Het IVM heeft uit de bijdragen van de experts drie onderzoeksrichtingen gedistilleerd, waarop het verslag uitgebreid ingaat:

  • 1. Onderzoek naar het optimale afbouwschema voor de individuele patiënt.

  • 2. Onderzoek naar optimale begeleiding van patiënten tijdens het afbouwen.

  • 3. Onderzoek naar ontbrekende kennis bij zorgverleners.

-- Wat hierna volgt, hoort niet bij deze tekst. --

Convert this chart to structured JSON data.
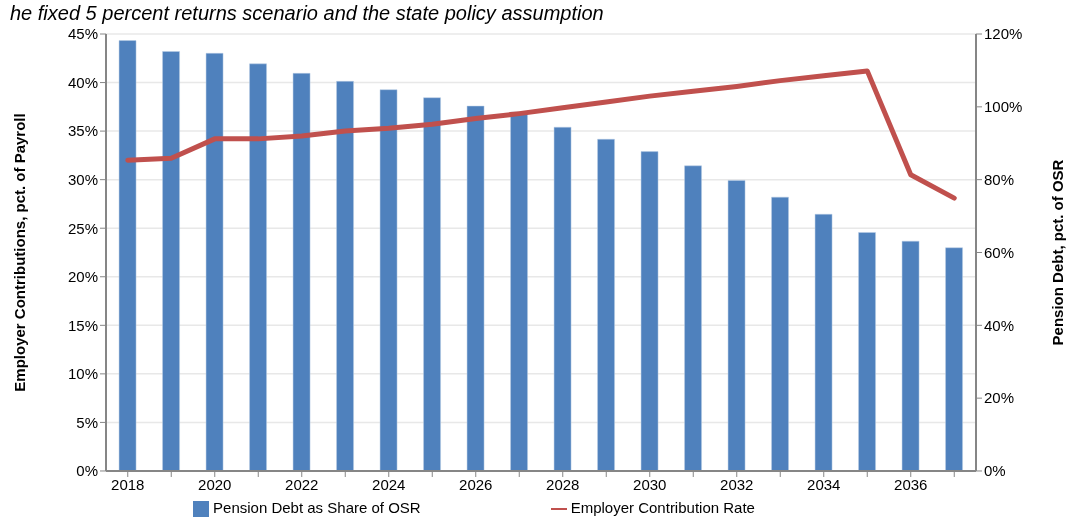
{
  "chart_data": {
    "type": "bar",
    "title": "he fixed 5 percent returns scenario and the state policy assumption",
    "ylabel": "Employer Contributions, pct. of Payroll",
    "y2label": "Pension Debt, pct. of OSR",
    "categories": [
      "2018",
      null,
      "2020",
      null,
      "2022",
      null,
      "2024",
      null,
      "2026",
      null,
      "2028",
      null,
      "2030",
      null,
      "2032",
      null,
      "2034",
      null,
      "2036",
      null
    ],
    "series": [
      {
        "name": "Pension Debt as Share of OSR",
        "axis": "y2",
        "color": "#4f81bd",
        "values": [
          118.2,
          115.2,
          114.7,
          111.8,
          109.2,
          107.0,
          104.7,
          102.5,
          100.2,
          98.6,
          94.4,
          91.1,
          87.7,
          83.8,
          79.8,
          75.2,
          70.5,
          65.5,
          63.1,
          61.3
        ]
      },
      {
        "name": "Employer Contribution Rate",
        "type": "line",
        "color": "#c0504d",
        "values": [
          32.0,
          32.2,
          34.2,
          34.2,
          34.5,
          35.0,
          35.3,
          35.7,
          36.3,
          36.8,
          37.4,
          38.0,
          38.6,
          39.1,
          39.6,
          40.2,
          40.7,
          41.2,
          30.5,
          28.1
        ]
      }
    ],
    "ylim": [
      0,
      45
    ],
    "yticks": [
      {
        "value": 0,
        "label": "0%"
      },
      {
        "value": 5,
        "label": "5%"
      },
      {
        "value": 10,
        "label": "10%"
      },
      {
        "value": 15,
        "label": "15%"
      },
      {
        "value": 20,
        "label": "20%"
      },
      {
        "value": 25,
        "label": "25%"
      },
      {
        "value": 30,
        "label": "30%"
      },
      {
        "value": 35,
        "label": "35%"
      },
      {
        "value": 40,
        "label": "40%"
      },
      {
        "value": 45,
        "label": "45%"
      }
    ],
    "y2lim": [
      0,
      120
    ],
    "y2ticks": [
      {
        "value": 0,
        "label": "0%"
      },
      {
        "value": 20,
        "label": "20%"
      },
      {
        "value": 40,
        "label": "40%"
      },
      {
        "value": 60,
        "label": "60%"
      },
      {
        "value": 80,
        "label": "80%"
      },
      {
        "value": 100,
        "label": "100%"
      },
      {
        "value": 120,
        "label": "120%"
      }
    ],
    "grid": "y",
    "legend": "bottom",
    "marker": "none",
    "line_style": "solid"
  }
}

Het IVM geeft aan dat de betrokken beroepsgroepen verbeteringen op de gebieden «deskundigheidsbevordering bij zorgverleners» en «informatievoorziening aan patiënten» nu al kunnen oppakken. Hiervoor hoeven resultaten van eventueel aanvullend onderzoek niet te worden afgewacht.

Tijdens de bijeenkomst hebben de deelnemers geen uitspraken gedaan over prioritering van onderzoeksvragen. Het IVM doet wel een aantal suggesties voor aspecten die meegewogen kunnen worden, zoals bewijskracht, implementeerbaarheid, kosten en duur van het onderzoek. Daarnaast kan ik mij voorstellen dat ook meeweegt of de opgedane kennis bijdraagt aan «stand van wetenschap en praktijk».

Ik ben blij met de opbrengst van de expertbijeenkomst en nodig het veld uit om op deze terreinen aan de slag te gaan. Ik zie een duidelijke taak voor het veld om de ontbrekende kennis rond het afbouwen van antidepressiva verder in te vullen. Ik bekijk of het nodig is dat het Ministerie van VWS hierin een aanvullende stimulerende rol neemt.

Indien extra activiteiten worden opgepakt, zal ik uw Kamer uiteraard daarover informeren.